Le système d’acteurs dense et diversifié des berges de la Seine.

Les grandes lignes du système d’acteurs relatifs aux berges de la Seine dans les Hauts-de-Seine peuvent être appréhendées par une double classification. Les acteurs se divisent d’abord en deux groupes selon la nature de l’action qu’ils effectuent sur les berges : les usagers et les aménageurs/gestionnaires. Ensuite, selon leur rapport à la valorisation de la ressource berge, on peut distinguer ceux pour qui cette action découle d’une compétence reconnue, et ceux qui n’ont pas de compétence officielle ou étendent leur domaine de compétence à la valorisation de l’environnement. On a alors la répartition suivante :

[Document 1 : Les acteurs des berges de la Seine dans les Hauts-de-Seine]
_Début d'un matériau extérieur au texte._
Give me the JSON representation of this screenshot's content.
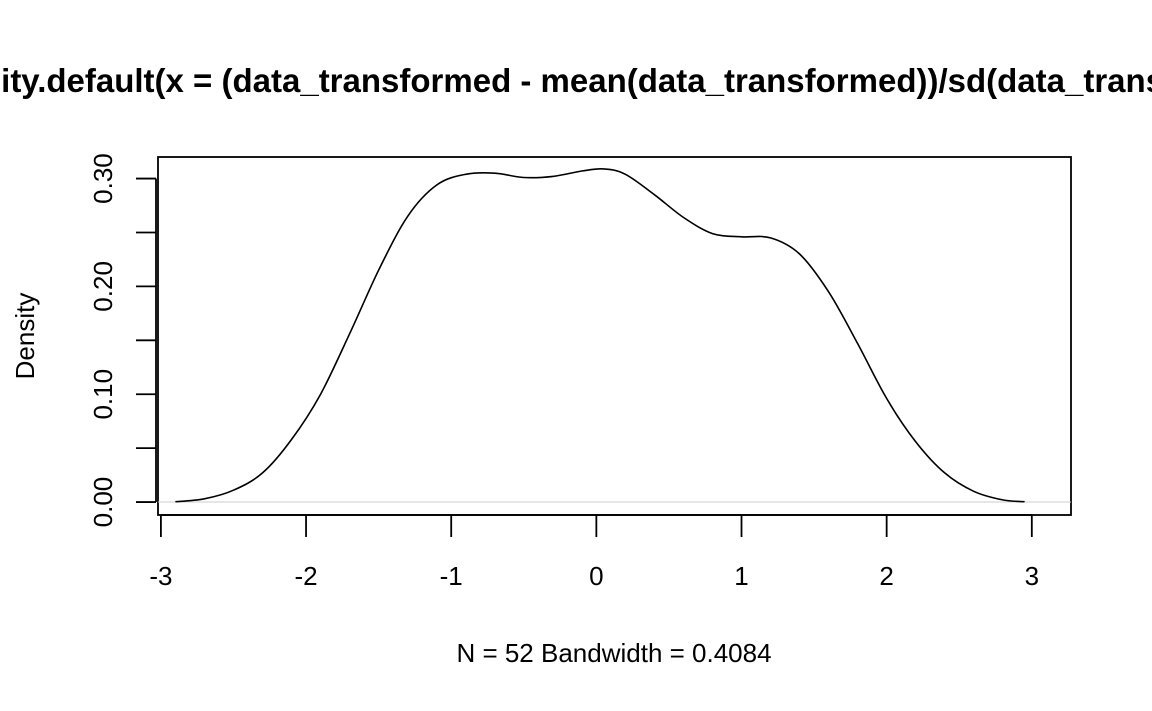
{
  "chart_data": {
    "type": "line",
    "title": "density.default(x = (data_transformed - mean(data_transformed))/sd(data_transformed))",
    "xlabel": "N = 52   Bandwidth = 0.4084",
    "ylabel": "Density",
    "xlim": [
      -3.02,
      3.27
    ],
    "ylim": [
      -0.012,
      0.32
    ],
    "x_ticks": [
      -3,
      -2,
      -1,
      0,
      1,
      2,
      3
    ],
    "x_tick_labels": [
      "-3",
      "-2",
      "-1",
      "0",
      "1",
      "2",
      "3"
    ],
    "y_ticks": [
      0.0,
      0.05,
      0.1,
      0.15,
      0.2,
      0.25,
      0.3
    ],
    "y_tick_labels": [
      "0.00",
      "",
      "0.10",
      "",
      "0.20",
      "",
      "0.30"
    ],
    "zero_line": true,
    "grid": false,
    "colors": {
      "line": "#000000",
      "zero_line": "#cccccc"
    },
    "series": [
      {
        "x": [
          -2.9,
          -2.7,
          -2.5,
          -2.3,
          -2.1,
          -1.9,
          -1.7,
          -1.5,
          -1.3,
          -1.1,
          -0.9,
          -0.7,
          -0.5,
          -0.3,
          -0.1,
          0.05,
          0.2,
          0.4,
          0.6,
          0.8,
          1.0,
          1.2,
          1.4,
          1.6,
          1.8,
          2.0,
          2.2,
          2.4,
          2.6,
          2.8,
          2.95
        ],
        "y": [
          0.0003,
          0.003,
          0.011,
          0.027,
          0.058,
          0.1,
          0.156,
          0.215,
          0.265,
          0.294,
          0.304,
          0.305,
          0.301,
          0.302,
          0.307,
          0.309,
          0.304,
          0.285,
          0.264,
          0.249,
          0.246,
          0.245,
          0.23,
          0.195,
          0.147,
          0.096,
          0.056,
          0.027,
          0.01,
          0.002,
          0.0003
        ]
      }
    ]
  }
}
Les berges de la Seine sont un espace géré et aménagé, notamment par des acteurs qui ont parmi leurs compétences la valorisation de la ressource fluviale. Voies navigables de France (VNF), établissement public à caractère industriel et commercial dépendant du ministère de l’Ecologie, du Développement durable, des Transports et du Logement, gère, exploite, modernise et développe le réseau navigable français. Il a notamment pour mission de veiller à la sécurisation des flux et à la protection des milieux. Pour ce faire, VNF est constitué de subdivisions locales, dont le Service navigable de la Seine. En son sein, un Service du Développement et des Affaires Domaniales gère la liste d’attribution des places de bateaux-logements. Par ailleurs, même si initialement le conseil général n’a pas dans ses prérogatives la valorisation de la Seine, cette collectivité s’est emparée de ce domaine de compétence lors de la réalisation du Schéma. Un ‘’service Seine’’ en coordonne la mise en œuvre.
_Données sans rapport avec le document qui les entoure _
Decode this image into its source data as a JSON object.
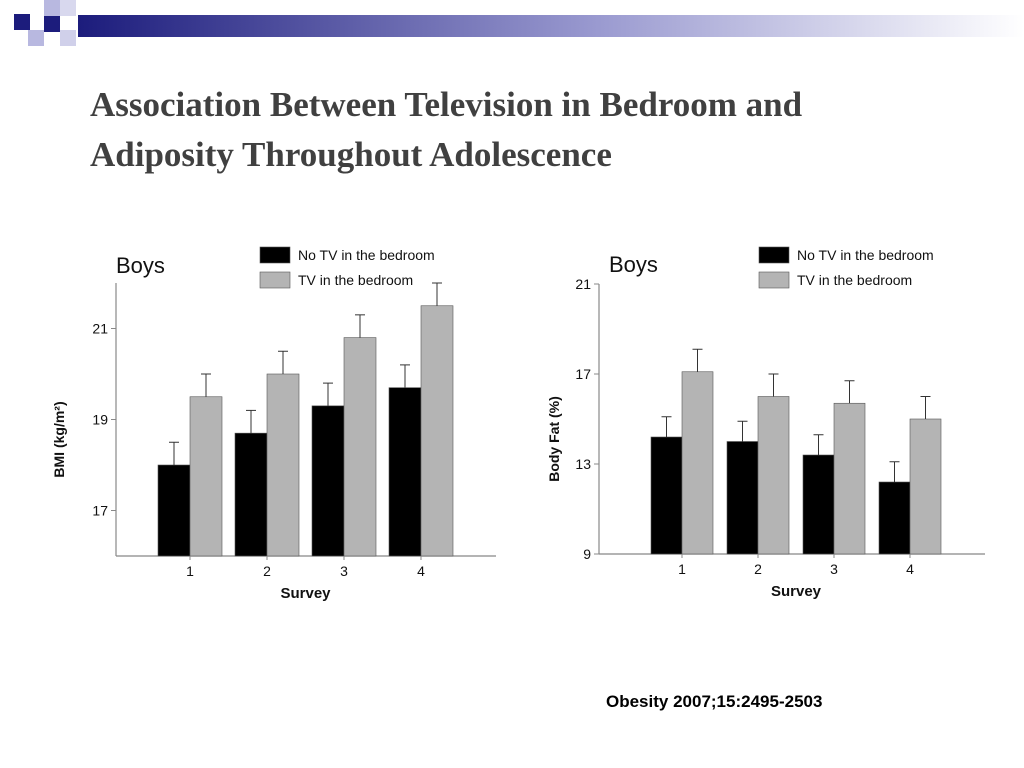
{
  "slide": {
    "title_line1": "Association Between Television in Bedroom and",
    "title_line2": "Adiposity Throughout Adolescence",
    "citation": "Obesity 2007;15:2495-2503"
  },
  "colors": {
    "no_tv": "#000000",
    "tv": "#b4b4b4",
    "axis": "#888888",
    "deco_dark": "#1c1c7c",
    "deco_light": "#b8b8e0"
  },
  "chart_data": [
    {
      "type": "bar",
      "title": "Boys",
      "xlabel": "Survey",
      "ylabel": "BMI (kg/m²)",
      "categories": [
        "1",
        "2",
        "3",
        "4"
      ],
      "yticks": [
        "17",
        "19",
        "21"
      ],
      "ylim": [
        16.0,
        22.0
      ],
      "legend_position": "top",
      "series": [
        {
          "name": "No TV in the bedroom",
          "values": [
            18.0,
            18.7,
            19.3,
            19.7
          ],
          "errors": [
            0.5,
            0.5,
            0.5,
            0.5
          ]
        },
        {
          "name": "TV in the bedroom",
          "values": [
            19.5,
            20.0,
            20.8,
            21.5
          ],
          "errors": [
            0.5,
            0.5,
            0.5,
            0.5
          ]
        }
      ]
    },
    {
      "type": "bar",
      "title": "Boys",
      "xlabel": "Survey",
      "ylabel": "Body Fat (%)",
      "categories": [
        "1",
        "2",
        "3",
        "4"
      ],
      "yticks": [
        "9",
        "13",
        "17",
        "21"
      ],
      "ylim": [
        9,
        21
      ],
      "legend_position": "top",
      "series": [
        {
          "name": "No TV in the bedroom",
          "values": [
            14.2,
            14.0,
            13.4,
            12.2
          ],
          "errors": [
            0.9,
            0.9,
            0.9,
            0.9
          ]
        },
        {
          "name": "TV in the bedroom",
          "values": [
            17.1,
            16.0,
            15.7,
            15.0
          ],
          "errors": [
            1.0,
            1.0,
            1.0,
            1.0
          ]
        }
      ]
    }
  ]
}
La compétence de valorisation des berges n’est pas l’apanage exclusif des collectivités et services de l’Etat, les usagers jouent un rôle dans ce domaine. On retrouve en premier lieu l’AAPPMA 92 et 75Ouest, qui est l’association des quelques milliers de pêcheurs des Hauts-de-Seine et du bois de Boulogne. La pêche en France est organisée en associations locales, les AAPPMA (Associations agréées de pêche et de protection des milieux aquatiques), qui ont un statut spécifique par rapport à celui des autres usagers des berges. Sur la cotisation dont chaque adhérent s’acquitte, une partie sert à payer la redevance due à l’Etat pour l’utilisation du domaine public et le reste finance des actions concernant la pêche et, en partie non négligeable, la protection des milieux aquatiques. D’autres associations d’usagers partagent la compétence de valorisation de la ressource environnementale, qu’elles se sont donnée comme objectif. Ce sont les nombreuses associations de protection de l’environnement. Parmi elles, Val de Seine Vert (VDSV) est particulièrement actif face à certains aspects (concernant la départementale 7) du projet d’aménagement urbain « Vallée Rive Gauche », orchestré par le conseil général sur la rive convexe du premier méandre de la Seine.
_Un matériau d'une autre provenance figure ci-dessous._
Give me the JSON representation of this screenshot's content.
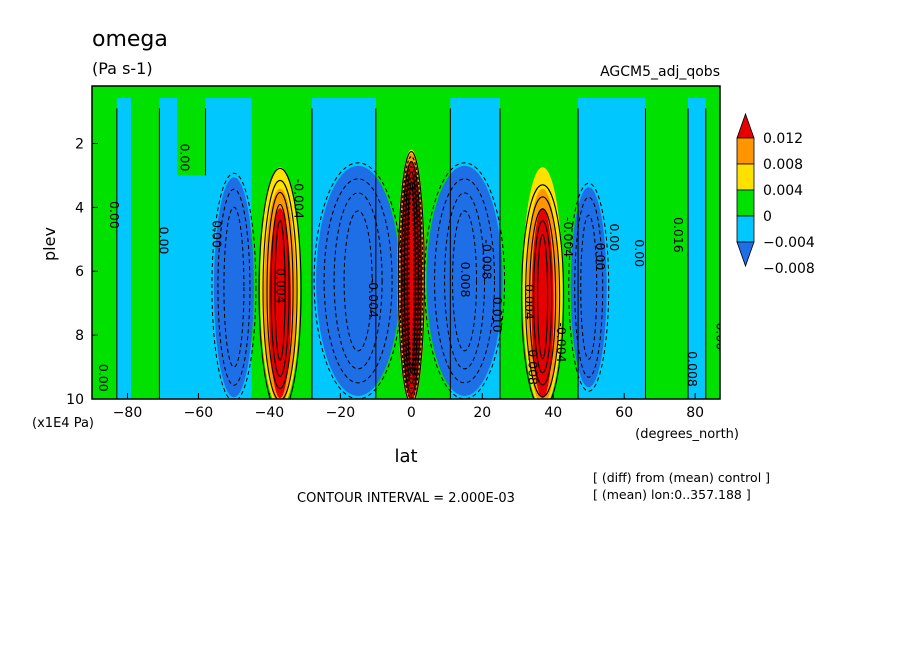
{
  "chart_data": {
    "type": "heatmap",
    "title": "omega",
    "units": "(Pa s-1)",
    "experiment": "AGCM5_adj_qobs",
    "xlabel": "lat",
    "x_units": "(degrees_north)",
    "ylabel": "plev",
    "y_units": "(x1E4 Pa)",
    "xlim": [
      -90,
      87
    ],
    "ylim": [
      10,
      0.2
    ],
    "x_ticks": [
      "-80",
      "-60",
      "-40",
      "-20",
      "0",
      "20",
      "40",
      "60",
      "80"
    ],
    "y_ticks": [
      "2",
      "4",
      "6",
      "8",
      "10"
    ],
    "contour_interval_text": "CONTOUR INTERVAL = 2.000E-03",
    "notes": [
      "[ (diff) from (mean) control ]",
      "[ (mean) lon:0..357.188 ]"
    ],
    "colorbar": {
      "labels": [
        "0.012",
        "0.008",
        "0.004",
        "0",
        "-0.004",
        "-0.008"
      ],
      "level_values": [
        0.012,
        0.008,
        0.004,
        0,
        -0.004,
        -0.008
      ],
      "colors": [
        "#1e6ee6",
        "#00c8ff",
        "#00e100",
        "#ffe100",
        "#ff9600",
        "#e60000"
      ]
    },
    "features": [
      {
        "name": "SH subtropical positive",
        "lat": -37,
        "plev_top": 2.5,
        "plev_bottom": 10,
        "peak": 0.016
      },
      {
        "name": "SH mid-latitude negative",
        "lat": -50,
        "plev_top": 2.5,
        "plev_bottom": 10,
        "peak": -0.008
      },
      {
        "name": "SH tropical negative",
        "lat": -15,
        "plev_top": 2.5,
        "plev_bottom": 10,
        "peak": -0.01
      },
      {
        "name": "Equatorial positive",
        "lat": 0,
        "plev_top": 2.2,
        "plev_bottom": 10,
        "peak": 0.03
      },
      {
        "name": "NH tropical negative",
        "lat": 15,
        "plev_top": 2.5,
        "plev_bottom": 10,
        "peak": -0.01
      },
      {
        "name": "NH subtropical positive",
        "lat": 37,
        "plev_top": 2.8,
        "plev_bottom": 10,
        "peak": 0.016
      },
      {
        "name": "NH mid-latitude negative",
        "lat": 50,
        "plev_top": 2.8,
        "plev_bottom": 10,
        "peak": -0.008
      }
    ],
    "contour_labels": [
      "0.00",
      "0.00",
      "0.00",
      "0.00",
      "0.00",
      "-0.004",
      "0.004",
      "-0.004",
      "0.008",
      "-0.008",
      "0.010",
      "0.004",
      "-0.004",
      "0.00",
      "0.00",
      "0.00",
      "0.016",
      "0.008",
      "-0.008",
      "-0.004",
      "0.00"
    ]
  }
}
L’aménagement des berges n’est cependant pas du ressort explicite d’une majeure partie des usagers, même si certaines de leurs actions y conduisent. Ainsi les rameurs (pratiquants d’avirons) répartis entre quatre associations, dont la SNBS de Courbevoie, sont surtout présents pour le loisir. De même pour les usagers individuels que sont tous les promeneurs, cyclistes, joggeurs, plaisanciers ou pêcheurs. On peut citer enfin les seuls véritables résidents des berges, les habitants des bateaux-logements (des péniches viabilisées pour l’habitat). Amarrés par petits groupes souvent constitués en associations locales, certains des occupants de bateaux-logements forment à l’échelon national l’Association de Défense de l’Habitat Fluvial (ADHF), qui lutte pour une meilleure reconnaissance de ce type d’habitat.